Medusa and She-Hulk have no problem agreeing to stand in for them, but Ant-Man, who is still reeling from the loss of his daughter Cassie, at first has difficulty accepting that he’d be responsible for the children of the Future Foundation while he’s heading up the team. He starts to leave, but sees from one of Reed’s displays monitors that someone–Reed–is sick, and that is the primary motivator for his trip for the Fantastic Four. Realizing what’s at stake, Ant-Man finally agrees to lead, and starts off by asking the children to teach him what the Future Foundation is and what it does.
It’s not a very action-packed issue, and we clearly see that it’s not complete in terms of bringing everyone together, but it’s a good setup nonetheless. What Fraction appears to be doing here is lining up the dominoes and laying out reasons why we should care about these characters as events transpire. I’ve seen a lot of people call this a “talking heads” issue, which I agree it is, but I don’t think the point of comic books–or any storytelling medium–is supposed to be action, action, action all the time.

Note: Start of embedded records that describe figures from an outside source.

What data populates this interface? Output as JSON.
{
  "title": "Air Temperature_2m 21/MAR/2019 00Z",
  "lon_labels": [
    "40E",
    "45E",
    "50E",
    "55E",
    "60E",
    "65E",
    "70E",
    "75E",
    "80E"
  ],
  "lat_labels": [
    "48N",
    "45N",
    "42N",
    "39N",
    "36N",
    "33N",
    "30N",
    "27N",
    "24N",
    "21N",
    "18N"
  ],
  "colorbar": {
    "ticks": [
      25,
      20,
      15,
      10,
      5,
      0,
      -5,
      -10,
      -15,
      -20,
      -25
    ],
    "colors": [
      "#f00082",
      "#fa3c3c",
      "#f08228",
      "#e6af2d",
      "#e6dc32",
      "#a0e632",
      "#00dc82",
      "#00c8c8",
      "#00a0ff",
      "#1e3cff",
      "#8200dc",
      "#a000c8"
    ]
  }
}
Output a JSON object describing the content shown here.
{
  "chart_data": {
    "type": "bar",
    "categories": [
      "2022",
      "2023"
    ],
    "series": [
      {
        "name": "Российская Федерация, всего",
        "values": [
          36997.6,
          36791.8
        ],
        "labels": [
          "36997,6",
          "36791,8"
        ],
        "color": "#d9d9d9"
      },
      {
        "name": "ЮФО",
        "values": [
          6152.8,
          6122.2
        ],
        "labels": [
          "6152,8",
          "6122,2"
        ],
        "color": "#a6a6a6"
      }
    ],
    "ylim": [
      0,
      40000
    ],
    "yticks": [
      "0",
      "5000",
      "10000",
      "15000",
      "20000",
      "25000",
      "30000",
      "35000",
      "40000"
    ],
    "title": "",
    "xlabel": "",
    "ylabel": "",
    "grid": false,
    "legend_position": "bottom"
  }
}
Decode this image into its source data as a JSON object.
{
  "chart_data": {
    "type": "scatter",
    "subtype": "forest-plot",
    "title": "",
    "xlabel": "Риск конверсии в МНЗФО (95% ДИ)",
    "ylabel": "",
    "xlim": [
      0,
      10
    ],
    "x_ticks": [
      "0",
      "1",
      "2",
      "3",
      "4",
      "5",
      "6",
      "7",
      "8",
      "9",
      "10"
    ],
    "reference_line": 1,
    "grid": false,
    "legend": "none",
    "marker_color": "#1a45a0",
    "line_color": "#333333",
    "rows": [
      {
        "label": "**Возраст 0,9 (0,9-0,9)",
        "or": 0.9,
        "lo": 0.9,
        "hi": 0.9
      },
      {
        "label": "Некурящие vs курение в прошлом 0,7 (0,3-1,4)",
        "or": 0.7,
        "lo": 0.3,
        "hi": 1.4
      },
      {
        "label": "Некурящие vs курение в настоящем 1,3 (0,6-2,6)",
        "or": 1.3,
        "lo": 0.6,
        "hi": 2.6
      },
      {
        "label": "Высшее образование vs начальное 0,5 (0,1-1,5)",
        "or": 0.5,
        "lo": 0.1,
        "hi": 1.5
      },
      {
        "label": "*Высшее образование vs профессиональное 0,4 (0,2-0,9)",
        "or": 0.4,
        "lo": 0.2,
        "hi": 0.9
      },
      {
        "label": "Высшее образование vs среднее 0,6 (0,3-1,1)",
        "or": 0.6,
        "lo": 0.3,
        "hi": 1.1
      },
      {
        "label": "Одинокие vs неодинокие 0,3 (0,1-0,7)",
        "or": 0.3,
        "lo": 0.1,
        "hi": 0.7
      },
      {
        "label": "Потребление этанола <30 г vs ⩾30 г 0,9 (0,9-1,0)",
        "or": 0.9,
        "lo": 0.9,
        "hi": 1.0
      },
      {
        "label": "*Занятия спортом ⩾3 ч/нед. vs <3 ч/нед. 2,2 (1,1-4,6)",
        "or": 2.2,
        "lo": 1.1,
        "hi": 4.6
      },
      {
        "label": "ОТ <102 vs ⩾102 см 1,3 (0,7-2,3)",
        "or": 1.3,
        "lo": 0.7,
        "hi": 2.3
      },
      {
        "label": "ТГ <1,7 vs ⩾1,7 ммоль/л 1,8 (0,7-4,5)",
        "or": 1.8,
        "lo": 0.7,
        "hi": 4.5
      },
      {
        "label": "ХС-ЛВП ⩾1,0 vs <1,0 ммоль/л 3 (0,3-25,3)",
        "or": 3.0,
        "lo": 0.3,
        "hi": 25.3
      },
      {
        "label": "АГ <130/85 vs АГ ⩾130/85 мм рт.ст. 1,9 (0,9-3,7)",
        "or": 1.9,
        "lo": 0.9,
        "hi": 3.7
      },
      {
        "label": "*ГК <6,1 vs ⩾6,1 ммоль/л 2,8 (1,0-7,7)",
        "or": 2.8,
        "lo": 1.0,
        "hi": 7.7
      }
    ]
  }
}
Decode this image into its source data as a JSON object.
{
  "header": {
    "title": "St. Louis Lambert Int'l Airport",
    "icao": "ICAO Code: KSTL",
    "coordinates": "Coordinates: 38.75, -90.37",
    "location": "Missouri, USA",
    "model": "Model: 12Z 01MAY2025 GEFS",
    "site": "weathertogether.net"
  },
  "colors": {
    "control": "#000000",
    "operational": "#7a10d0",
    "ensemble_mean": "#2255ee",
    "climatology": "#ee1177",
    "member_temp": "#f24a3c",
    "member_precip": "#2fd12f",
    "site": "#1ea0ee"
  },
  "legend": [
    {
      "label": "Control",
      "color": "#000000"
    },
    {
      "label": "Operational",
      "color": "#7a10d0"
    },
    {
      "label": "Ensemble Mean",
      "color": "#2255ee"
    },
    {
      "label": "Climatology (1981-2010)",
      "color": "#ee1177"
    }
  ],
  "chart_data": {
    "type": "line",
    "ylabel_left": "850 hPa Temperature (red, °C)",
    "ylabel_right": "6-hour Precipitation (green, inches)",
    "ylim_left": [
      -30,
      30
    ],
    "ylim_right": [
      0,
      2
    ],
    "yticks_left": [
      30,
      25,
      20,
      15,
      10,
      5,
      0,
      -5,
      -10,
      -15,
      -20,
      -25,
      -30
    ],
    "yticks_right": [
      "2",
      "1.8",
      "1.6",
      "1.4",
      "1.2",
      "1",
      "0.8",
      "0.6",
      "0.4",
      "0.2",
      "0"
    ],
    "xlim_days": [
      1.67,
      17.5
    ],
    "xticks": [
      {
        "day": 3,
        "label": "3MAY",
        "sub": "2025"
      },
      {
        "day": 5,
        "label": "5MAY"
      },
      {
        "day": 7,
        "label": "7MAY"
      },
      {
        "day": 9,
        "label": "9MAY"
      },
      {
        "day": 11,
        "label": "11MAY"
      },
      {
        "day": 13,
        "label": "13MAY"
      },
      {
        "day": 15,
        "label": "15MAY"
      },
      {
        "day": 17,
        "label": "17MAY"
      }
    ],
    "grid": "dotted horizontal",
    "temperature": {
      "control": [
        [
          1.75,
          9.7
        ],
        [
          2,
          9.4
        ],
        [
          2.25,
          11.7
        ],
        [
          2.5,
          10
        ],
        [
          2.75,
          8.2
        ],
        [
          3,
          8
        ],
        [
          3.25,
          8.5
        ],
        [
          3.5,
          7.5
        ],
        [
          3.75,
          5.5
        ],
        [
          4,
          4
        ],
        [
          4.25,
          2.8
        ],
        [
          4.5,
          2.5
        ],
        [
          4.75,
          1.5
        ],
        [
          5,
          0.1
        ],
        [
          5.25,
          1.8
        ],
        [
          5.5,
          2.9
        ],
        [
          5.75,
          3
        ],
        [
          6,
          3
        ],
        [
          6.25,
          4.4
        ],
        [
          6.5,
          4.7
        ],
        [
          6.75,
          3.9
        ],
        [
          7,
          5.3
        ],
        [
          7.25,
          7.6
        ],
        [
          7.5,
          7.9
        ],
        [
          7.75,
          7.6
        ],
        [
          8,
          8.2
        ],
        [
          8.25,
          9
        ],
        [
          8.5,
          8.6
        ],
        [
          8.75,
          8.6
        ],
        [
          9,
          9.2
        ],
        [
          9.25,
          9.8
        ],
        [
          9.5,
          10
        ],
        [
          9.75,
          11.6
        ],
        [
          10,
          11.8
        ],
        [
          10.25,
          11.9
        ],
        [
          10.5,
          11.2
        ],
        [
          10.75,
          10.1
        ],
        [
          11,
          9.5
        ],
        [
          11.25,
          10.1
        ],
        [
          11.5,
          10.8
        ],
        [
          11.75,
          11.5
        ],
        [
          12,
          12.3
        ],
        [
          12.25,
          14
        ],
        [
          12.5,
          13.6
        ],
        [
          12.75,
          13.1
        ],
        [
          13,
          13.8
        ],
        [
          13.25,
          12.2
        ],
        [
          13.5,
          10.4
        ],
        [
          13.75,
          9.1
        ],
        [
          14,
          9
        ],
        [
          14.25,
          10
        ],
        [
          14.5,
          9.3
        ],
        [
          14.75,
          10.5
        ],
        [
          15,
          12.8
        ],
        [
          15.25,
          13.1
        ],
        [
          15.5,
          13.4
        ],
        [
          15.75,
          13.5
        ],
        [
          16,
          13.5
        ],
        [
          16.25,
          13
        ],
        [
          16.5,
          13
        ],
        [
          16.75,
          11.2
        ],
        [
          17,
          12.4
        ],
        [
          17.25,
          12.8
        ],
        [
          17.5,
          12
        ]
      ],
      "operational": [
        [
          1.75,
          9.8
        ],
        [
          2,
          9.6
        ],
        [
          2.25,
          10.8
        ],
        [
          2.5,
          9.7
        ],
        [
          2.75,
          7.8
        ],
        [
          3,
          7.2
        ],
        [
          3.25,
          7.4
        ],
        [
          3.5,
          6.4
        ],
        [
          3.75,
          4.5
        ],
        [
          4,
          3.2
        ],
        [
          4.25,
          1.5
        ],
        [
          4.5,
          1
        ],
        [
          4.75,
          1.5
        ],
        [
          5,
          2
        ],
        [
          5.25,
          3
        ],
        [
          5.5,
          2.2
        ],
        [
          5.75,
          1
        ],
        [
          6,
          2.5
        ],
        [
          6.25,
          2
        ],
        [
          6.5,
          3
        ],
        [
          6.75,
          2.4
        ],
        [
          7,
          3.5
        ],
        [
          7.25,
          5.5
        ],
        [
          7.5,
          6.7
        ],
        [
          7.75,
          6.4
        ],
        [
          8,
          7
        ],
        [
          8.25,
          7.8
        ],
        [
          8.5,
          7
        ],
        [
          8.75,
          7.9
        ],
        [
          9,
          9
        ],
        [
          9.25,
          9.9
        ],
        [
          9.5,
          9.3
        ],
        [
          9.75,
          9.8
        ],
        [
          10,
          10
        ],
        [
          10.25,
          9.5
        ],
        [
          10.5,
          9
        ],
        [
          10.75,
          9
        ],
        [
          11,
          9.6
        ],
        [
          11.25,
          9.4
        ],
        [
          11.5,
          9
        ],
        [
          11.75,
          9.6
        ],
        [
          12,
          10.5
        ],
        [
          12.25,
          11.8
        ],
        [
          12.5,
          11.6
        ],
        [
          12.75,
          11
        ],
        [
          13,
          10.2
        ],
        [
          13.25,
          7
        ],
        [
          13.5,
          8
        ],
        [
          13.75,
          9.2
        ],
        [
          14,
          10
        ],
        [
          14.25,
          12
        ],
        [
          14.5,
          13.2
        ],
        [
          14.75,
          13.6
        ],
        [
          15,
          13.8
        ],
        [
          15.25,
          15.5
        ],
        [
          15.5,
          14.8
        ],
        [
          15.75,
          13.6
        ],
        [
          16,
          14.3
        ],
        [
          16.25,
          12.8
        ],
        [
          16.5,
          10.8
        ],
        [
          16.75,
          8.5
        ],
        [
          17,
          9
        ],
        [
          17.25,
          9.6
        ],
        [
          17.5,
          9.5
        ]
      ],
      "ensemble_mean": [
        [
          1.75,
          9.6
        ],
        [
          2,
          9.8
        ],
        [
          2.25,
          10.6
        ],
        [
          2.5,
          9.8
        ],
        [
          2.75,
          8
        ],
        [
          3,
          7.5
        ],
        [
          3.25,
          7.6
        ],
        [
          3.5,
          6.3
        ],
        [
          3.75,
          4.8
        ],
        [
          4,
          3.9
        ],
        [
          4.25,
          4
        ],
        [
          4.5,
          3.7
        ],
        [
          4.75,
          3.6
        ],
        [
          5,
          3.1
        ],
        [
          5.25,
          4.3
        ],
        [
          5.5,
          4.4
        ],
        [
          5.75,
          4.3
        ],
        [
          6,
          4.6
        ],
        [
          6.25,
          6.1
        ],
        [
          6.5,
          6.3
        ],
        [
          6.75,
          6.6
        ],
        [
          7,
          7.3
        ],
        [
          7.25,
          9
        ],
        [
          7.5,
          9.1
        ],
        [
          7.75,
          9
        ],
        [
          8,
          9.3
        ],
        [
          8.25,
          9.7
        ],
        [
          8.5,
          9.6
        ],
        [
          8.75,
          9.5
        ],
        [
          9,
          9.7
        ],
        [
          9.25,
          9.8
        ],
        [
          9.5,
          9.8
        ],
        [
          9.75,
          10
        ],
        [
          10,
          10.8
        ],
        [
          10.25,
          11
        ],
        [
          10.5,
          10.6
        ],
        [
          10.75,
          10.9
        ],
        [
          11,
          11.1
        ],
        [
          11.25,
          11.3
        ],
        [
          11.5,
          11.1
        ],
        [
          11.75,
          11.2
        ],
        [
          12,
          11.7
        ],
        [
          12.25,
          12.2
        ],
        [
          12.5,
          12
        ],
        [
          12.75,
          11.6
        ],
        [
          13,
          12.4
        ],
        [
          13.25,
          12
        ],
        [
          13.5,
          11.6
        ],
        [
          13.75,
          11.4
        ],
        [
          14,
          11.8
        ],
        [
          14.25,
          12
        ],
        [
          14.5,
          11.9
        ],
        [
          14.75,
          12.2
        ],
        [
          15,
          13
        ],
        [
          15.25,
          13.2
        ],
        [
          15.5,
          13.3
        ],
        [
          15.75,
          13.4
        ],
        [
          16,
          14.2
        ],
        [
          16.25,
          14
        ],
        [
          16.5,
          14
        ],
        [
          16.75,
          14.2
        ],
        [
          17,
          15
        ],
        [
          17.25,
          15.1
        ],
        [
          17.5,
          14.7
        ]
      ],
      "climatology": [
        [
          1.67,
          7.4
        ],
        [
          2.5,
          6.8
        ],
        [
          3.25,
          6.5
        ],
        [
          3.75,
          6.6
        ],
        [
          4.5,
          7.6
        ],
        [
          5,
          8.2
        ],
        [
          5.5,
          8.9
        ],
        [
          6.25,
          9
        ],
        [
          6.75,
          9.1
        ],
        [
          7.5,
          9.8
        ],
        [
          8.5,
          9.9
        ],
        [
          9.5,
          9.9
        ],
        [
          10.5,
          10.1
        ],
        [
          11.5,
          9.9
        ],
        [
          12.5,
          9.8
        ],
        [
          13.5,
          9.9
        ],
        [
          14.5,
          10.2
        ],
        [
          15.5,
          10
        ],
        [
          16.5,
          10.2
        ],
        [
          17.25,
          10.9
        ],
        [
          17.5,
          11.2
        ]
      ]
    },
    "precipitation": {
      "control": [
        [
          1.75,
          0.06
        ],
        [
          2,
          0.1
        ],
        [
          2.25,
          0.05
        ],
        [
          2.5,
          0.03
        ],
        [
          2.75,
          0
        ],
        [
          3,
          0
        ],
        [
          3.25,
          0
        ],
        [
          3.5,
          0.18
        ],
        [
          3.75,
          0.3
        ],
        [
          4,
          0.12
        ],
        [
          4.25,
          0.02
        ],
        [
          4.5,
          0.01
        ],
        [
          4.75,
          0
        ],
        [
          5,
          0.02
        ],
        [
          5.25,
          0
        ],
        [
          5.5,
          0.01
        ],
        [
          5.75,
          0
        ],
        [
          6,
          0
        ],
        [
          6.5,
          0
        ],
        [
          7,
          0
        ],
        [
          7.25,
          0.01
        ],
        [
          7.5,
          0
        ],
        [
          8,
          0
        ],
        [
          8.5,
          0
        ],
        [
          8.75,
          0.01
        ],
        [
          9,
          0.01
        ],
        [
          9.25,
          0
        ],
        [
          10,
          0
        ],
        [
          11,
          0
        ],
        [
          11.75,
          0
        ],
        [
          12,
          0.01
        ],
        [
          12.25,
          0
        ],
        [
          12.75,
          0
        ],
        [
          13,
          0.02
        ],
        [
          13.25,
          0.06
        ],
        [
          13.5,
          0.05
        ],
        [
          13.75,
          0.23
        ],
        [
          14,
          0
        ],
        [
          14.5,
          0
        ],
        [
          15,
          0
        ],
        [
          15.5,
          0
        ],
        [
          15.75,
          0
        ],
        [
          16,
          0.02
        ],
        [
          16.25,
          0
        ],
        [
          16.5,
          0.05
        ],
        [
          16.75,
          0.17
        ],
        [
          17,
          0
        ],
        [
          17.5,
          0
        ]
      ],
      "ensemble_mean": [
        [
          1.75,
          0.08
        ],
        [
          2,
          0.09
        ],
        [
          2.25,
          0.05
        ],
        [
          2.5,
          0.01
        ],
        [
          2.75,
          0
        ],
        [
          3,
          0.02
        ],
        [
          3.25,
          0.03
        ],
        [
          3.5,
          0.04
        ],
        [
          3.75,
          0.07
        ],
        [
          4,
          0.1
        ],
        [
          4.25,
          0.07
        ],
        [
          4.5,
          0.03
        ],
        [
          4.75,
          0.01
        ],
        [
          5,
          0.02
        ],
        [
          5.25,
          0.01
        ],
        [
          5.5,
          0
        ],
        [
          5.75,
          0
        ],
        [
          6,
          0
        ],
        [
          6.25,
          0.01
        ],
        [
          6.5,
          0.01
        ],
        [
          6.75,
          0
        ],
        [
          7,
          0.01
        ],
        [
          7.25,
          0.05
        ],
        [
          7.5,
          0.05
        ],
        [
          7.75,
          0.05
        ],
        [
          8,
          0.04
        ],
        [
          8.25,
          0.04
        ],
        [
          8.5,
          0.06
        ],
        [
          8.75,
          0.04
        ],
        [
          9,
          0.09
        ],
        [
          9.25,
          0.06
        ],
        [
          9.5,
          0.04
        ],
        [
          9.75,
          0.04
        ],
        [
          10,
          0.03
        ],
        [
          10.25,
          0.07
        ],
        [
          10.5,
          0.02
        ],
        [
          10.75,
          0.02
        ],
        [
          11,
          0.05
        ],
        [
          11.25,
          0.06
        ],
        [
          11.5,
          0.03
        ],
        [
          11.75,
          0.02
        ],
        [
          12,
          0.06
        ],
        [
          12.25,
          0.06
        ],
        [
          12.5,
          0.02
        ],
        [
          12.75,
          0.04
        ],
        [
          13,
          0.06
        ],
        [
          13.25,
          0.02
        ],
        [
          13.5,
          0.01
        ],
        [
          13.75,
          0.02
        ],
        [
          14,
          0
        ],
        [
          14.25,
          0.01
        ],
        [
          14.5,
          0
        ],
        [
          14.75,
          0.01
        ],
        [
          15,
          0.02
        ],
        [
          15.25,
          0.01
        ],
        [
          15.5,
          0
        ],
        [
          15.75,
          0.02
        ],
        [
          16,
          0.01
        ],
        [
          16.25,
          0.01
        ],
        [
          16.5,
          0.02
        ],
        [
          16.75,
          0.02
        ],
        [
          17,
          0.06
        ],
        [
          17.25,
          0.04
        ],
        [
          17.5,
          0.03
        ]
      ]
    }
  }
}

I’m not going to care one lick about the action if I don’t care about the characters participating, and I think that’s Fraction’s intent here. Whether it’s Medusa’s concerns about her family, Scott Lang’s angst regarding the loss of his daughter and taking on the responsibility for a group of children, or She-Hulk’s simple need to let off a little steam, he’s establishing who they’re going to be in the context of this series. I’m trusting that this will pay off later, and in the meantime it makes for its own form of fascination.
The virtual absence of Johnny Storm, as well as the knowledge that his girlfriend, Darla Deering, is going to be Miss Thing leaves a little bit of unresolved setup that I feel could have been included in this issue. I am curious to see how she’s going to join the team, as well as how she’ll fit in, as it doesn’t look like she has any actual powers. Hopefully Fraction’s holding back the punchline to a hilarious joke that we’ll see next issue.
Michael Allred’s artwork is a fitting choice for this issue. It’s hard for me to look at it without thinking of Jack Kirby’s classic linework, and while this style of art isn’t really my personal cup of tea, I’m well aware of its historical influence, and will agree that it certainly works for a back-to-basics approach to a story. It leaves plenty of room for both expression, which we see plenty of in this issue, and dynamic action, which I’m anticipating more of in the future. Laura Allred’s colors are simple and bold, making for a pleasing experience that dovetails nicely with Michael’s lines.
In a way, it’s easy to argue that this is the more “disposable” of the Fantastic Four titles, as this isn’t the real, original team, who have their own title, after all. That’s all true, but on the flip-side, this is the team that they have personally selected as their replacements, and who will be the ones who are here in our universe, after all. With the original Four out of the universe doing who-knows-what, these gals-n-guy will be the face of the Fantastic Four and the Future Foundation.
Overall, this is a decent jumping-on point for anyone interested in following the Fantastic Four, of either incarnation. You get an idea of who’s going to be around on this team and why, as well as how they’ll relate to the Future Foundation that will be left behind by the original Fantastic Four. The character development is good, the artwork has a classic feel that will definitely appeal to some readers, and it makes for a new flavor of the Fantastic Four that maintains ties to the actual team. Recommended.